Sophomore Competitive Analysis Seminar
Students transition from their first-year design project into their first of two IBE management seminars. The sophomore seminar helps students better understand how design decisions affect a firm’s ability to build and sustain a competitive advantage. The course exposes students to tools that help them identify relevant information embedded in massive amounts of publicly available data, assess the relationships among key variables highlighted by management theory, and interpret those relationships to develop educated opinions regarding the viability of a firm’s strategy in a specific context. Class discussions encourage students to communicate their business reasoning and judgments in a group setting.
Junior Technology and Strategy Innovation Seminar
The junior IBE seminar provides students with a strategic perspective on management in complex, knowledge-intensive and dynamic environments.

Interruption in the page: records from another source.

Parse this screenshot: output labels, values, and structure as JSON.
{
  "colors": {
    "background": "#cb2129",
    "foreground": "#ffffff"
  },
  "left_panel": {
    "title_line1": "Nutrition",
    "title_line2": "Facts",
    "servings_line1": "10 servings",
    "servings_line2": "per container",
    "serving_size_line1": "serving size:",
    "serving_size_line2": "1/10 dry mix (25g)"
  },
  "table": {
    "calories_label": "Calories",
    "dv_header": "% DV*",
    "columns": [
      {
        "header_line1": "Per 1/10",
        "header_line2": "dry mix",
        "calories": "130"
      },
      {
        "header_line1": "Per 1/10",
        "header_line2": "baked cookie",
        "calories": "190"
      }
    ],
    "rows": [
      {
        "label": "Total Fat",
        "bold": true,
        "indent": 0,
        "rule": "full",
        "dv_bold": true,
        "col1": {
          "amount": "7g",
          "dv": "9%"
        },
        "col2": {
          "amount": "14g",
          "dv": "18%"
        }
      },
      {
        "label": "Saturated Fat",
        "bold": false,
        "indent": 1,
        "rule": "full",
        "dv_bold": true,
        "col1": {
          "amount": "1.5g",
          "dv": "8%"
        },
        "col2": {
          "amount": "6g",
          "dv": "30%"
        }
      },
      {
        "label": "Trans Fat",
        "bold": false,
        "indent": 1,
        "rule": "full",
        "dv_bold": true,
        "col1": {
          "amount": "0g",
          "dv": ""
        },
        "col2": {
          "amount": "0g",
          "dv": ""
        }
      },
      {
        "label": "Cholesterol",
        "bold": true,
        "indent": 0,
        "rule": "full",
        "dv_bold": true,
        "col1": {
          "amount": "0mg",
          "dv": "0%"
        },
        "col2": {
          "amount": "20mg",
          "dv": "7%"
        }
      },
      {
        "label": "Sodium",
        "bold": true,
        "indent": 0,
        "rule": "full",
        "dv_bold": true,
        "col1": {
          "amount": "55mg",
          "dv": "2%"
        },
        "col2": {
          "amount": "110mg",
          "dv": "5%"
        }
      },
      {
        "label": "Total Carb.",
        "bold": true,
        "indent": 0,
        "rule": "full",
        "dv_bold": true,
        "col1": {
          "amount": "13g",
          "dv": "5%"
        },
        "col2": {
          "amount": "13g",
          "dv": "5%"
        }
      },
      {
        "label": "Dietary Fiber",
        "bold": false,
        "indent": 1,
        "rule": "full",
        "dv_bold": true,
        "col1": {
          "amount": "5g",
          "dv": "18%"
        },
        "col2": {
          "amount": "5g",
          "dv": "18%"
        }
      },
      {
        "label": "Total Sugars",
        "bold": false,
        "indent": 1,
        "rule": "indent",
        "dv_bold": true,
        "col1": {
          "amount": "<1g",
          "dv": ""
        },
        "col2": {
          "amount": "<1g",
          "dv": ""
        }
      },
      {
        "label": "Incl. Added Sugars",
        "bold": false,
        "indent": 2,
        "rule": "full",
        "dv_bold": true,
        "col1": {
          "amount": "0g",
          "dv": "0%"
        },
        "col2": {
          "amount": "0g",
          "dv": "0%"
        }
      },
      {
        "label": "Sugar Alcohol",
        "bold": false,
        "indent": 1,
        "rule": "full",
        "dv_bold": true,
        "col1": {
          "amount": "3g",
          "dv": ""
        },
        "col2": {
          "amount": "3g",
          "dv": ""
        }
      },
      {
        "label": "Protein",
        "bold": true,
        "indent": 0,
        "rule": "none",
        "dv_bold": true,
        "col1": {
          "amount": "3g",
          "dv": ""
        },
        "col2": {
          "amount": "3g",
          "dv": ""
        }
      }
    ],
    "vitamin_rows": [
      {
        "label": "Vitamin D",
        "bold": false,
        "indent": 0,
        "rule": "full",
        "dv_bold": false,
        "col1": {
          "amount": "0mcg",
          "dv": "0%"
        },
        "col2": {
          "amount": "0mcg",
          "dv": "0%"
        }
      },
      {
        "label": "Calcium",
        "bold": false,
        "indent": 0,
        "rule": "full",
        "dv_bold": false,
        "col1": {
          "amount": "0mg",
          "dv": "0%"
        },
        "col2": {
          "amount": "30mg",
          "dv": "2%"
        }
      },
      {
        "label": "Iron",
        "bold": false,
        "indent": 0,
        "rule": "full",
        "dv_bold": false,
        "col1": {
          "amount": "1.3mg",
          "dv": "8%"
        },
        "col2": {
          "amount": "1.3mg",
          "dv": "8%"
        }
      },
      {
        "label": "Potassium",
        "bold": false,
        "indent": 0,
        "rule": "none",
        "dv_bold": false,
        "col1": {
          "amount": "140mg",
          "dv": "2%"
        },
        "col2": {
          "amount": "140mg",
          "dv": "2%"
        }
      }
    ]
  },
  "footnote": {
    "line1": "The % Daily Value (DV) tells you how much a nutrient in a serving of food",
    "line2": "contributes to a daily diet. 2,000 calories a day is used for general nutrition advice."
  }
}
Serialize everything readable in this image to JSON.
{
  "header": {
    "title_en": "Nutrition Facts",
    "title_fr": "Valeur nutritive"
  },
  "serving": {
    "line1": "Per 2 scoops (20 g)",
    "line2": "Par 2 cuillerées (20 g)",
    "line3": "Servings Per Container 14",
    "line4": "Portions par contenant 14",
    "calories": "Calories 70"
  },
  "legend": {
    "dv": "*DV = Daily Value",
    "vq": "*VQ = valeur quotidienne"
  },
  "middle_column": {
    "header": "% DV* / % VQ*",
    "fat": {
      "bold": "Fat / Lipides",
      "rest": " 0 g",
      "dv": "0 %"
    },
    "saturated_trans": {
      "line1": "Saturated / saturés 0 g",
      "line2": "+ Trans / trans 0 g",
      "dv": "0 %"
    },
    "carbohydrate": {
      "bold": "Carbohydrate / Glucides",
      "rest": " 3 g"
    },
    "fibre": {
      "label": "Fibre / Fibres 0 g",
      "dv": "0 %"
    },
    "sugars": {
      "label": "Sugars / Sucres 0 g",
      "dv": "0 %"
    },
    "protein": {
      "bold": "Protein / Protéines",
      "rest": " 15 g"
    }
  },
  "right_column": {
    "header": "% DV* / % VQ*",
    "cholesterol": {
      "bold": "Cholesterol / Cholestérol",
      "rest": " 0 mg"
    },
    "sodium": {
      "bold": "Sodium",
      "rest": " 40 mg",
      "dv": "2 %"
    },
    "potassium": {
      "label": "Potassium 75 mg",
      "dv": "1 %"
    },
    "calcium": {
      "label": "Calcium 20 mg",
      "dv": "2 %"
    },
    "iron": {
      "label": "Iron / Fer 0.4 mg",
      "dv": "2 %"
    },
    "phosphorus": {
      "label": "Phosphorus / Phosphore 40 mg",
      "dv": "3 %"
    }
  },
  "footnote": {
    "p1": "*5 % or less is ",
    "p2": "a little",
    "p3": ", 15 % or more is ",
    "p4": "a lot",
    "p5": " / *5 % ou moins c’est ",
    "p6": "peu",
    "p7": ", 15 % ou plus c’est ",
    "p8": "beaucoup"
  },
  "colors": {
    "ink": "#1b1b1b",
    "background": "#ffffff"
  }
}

These settings pose a different set of challenges to the identification and pursuit of competitive advantage than described in the sophomore seminar. Although tradeoffs between different resource allocation policies and organizational forms remain critical, the emphasis shifts to whether and when a firm should adapt new sources of advantage. These distinctions often require new tools to consider:
(a) How to evaluate highly uncertain investment proposals.
(b) How to capture value from intangible assets.
(c) How to design organizations that are able to assemble and organize the resources necessary to exploit existing advantages or explore new opportunities.
As with the first IBE management seminar, frequent class discussions elevate student collaboration and critical thinking.
Honors Senior Capstone Design
Equipped with a more rigorous business toolkit from their strategic management seminars, senior IBE students return to product design in their capstone course. IBE capstone projects are unique, requiring a company sponsor and a realistic, open-ended problem statement—focused on product and market development with emphasis on user-centric design. Project teams consist of engineering, business, and industrial design students matched to project needs. Teams have access to top-notch facilities, including state-of-the-art rapid prototyping equipment.